VERSAILLES - L'exposition «La Chine à Versailles» retrace l'histoire des échanges politiques et artistiques entre la chine et la France au XVIIIe siècle à l'occasion du 50e anniversaire de l'établissement des relations diplomatiques entre ces deux pays en 1964. Les peintures, meubles, laques, porcelaines, tapisseries exposés témoignent du plus grand luxe de leur époque et sont d'une extrême rareté aujourd'hui. Les quelques 150 Œuvres rassemblées illustrent le goût français pour les productions artistiques chinoises, à la mode dès le règne de Louis XIV. Elles révèlent également l'intérêt des européens pour les descriptions de la Chine, adressées par les jésuites français à leurs correspondants tout au long du XVIIIe siècle.
L'art chinois à Versailles
La réception fastueuse donnée par Louis XIV à l'occasion de l'arrivée des ambassadeurs du roi de Siam, le 1er septembre 1686, marque le début du vif intérêt que la cour porte à l'Extrême-Orient. Les cadeaux diplomatiques apportés à cette occasion contribuent à développer le goût de la cour et de la famille royale pour les productions artistiques de l'Empire du Milieu. Porcelaines, papiers peints, laques, étoffes, soieries deviennent extrêmement prisés à la cour de France. Cette passion pour «la chine» ou le «la chinage» se manifeste notamment par l'importation par la Compagnie française des Indes orientales de nombreuses oeuvres d'art chinoises et japonaises (souvent confondues par les européens). Elles sont commercialisées à Paris par les marchands-merciers.
Cette attirance pour l'art chinois se manifeste à travers ce que l'on a appelé plus tard «la chinoiserie», ce courant du goût prend différentes formes :
- l'imitation de l'art chinois,
- l'influence de l'art chinois sur l'art français,
- l'adaptation de matériaux orientaux au goût français (par exemple l'adjonction de montures métalliques aux porcelaines d'Extrême-Orient ou encore la transformation de panneaux de paravents et de cabinets ou de boîtes en laque),
- mais aussi la création d'une Chine imaginaire et pacifique grâce à des ornemanistes ou des artistes français de grand talent comme François Boucher.
Si les souverains français, protecteurs des manufactures, des artistes et des artisans français ne peuvent montrer ouvertement leur goût pour la Chine dans les appartements
d'apparat de Versailles, de nombreuses oeuvres d'art chinoises ou «à la chinoise» figurent dans leurs appartements privés ou dans leurs résidences de campagne favorites, reflets de leurs goûts plus personnels. Louis XIV fait par exemple recouvrir les murs et le toit du «Trianon de porcelaine» de parements et de vases de faïence imitant la porcelaine de Chine à l'instar de la pagode de porcelaine de Nankin. Louis XV demande pour le château de Choisy, réaménagé pour lui par Ange Jacques Gabriel à partir de 1740, des meubles en laque d'Extrême-Orient ou ornés de vernis «façon de la Chine», ainsi que des porcelaines et des papiers peints chinois. Marie Leszczynska, fait réaliser pour
son cabinet «des Chinois» des panneaux peints illustrant la culture et le négoce du thé. Certaines maîtresses royales, notamment Madame de Mailly ou Madame de Pompadour décorent également leurs appartements de curiosités asiatiques. Marie-Antoinette se passionne pour les boîtes et les objets en laque venus du Japon ainsi que pour les porcelaines de Chine. Elle commande des porcelaines de Chine montées pour le cabinet de la Méridienne et le cabinet doré. Un jardin anglochinois est planté en 1776 au Petit Trianon et un manège, dit «Jeu de bague» chinois, orné de paons et de dragons dorés y est aménagé peu après.
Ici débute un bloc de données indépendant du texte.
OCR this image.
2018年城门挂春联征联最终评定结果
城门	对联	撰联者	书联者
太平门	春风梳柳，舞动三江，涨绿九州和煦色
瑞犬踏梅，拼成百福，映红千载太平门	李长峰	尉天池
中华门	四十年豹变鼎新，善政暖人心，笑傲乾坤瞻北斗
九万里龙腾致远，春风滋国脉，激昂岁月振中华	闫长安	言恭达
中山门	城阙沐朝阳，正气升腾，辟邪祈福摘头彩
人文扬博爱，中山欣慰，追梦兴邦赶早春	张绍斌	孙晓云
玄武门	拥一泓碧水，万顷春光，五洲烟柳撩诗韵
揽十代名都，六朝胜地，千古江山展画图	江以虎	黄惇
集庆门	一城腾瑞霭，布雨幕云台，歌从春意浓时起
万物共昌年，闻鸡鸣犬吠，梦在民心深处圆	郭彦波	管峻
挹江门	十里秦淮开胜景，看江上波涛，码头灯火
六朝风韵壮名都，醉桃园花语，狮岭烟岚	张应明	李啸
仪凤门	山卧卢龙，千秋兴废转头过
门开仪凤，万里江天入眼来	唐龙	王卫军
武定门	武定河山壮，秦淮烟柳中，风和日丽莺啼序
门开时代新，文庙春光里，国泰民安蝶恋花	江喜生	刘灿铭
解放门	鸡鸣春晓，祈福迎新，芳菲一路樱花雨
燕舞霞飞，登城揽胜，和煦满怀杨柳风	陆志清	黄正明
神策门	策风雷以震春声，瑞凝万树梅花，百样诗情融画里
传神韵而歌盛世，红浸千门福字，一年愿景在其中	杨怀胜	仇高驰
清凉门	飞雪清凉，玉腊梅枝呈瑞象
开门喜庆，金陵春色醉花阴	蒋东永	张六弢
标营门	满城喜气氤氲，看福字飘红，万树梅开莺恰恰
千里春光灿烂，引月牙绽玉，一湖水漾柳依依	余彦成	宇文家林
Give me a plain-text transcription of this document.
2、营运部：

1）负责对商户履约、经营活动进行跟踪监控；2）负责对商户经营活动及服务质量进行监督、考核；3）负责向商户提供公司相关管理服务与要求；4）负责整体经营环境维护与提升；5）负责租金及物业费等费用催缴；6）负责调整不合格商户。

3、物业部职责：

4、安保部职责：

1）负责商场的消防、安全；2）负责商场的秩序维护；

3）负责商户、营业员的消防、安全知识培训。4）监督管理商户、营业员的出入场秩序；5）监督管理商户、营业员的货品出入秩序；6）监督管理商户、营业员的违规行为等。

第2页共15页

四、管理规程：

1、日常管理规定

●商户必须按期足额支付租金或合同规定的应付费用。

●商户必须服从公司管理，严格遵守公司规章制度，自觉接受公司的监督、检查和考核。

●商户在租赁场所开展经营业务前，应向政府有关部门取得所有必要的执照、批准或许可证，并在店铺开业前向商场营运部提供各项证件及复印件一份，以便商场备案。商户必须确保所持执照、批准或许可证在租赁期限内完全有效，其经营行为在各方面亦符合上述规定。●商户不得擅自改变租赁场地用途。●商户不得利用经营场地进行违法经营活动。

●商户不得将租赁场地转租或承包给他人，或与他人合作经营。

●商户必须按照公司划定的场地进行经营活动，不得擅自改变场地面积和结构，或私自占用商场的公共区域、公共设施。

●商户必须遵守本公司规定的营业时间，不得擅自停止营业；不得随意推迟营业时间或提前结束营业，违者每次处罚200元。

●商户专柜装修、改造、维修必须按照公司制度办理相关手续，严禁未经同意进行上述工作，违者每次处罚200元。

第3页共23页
Les 150 oeuvres rassemblées pour l’exposition proviennent de plusieurs grandes institutions françaises (Louvre, Guimet, Bibliothèque Nationale de France, Centre des Monuments nationaux…) et étrangères (collections royales anglaises, musée de l’Ermitage à Saint-Pétersbourg…) ainsi que de collections particulières.
Coupe en jade blanc. Chine, époque Ming (1368-1644), collection musée national des Arts asiatiques Guimet.
Cette précieuse coupe, aux anses en forme de dragons, est sans doute l’un des premiers objets chinois à avoir figuré dans les collections de Louis XIV. Elle appartenait précédemment à Mazarin. En 1665, le Roi acquit la plupart des gemmes du ministre qui furent présentées à partir de 1682 à Versailles, dans le cabinet des Raretés, alors situéà l'actuel emplacement du Salon des jeux de Louis XVI. Le jade, très difficile à travailler, est toujours considéré en Chine comme une pierre précieuse.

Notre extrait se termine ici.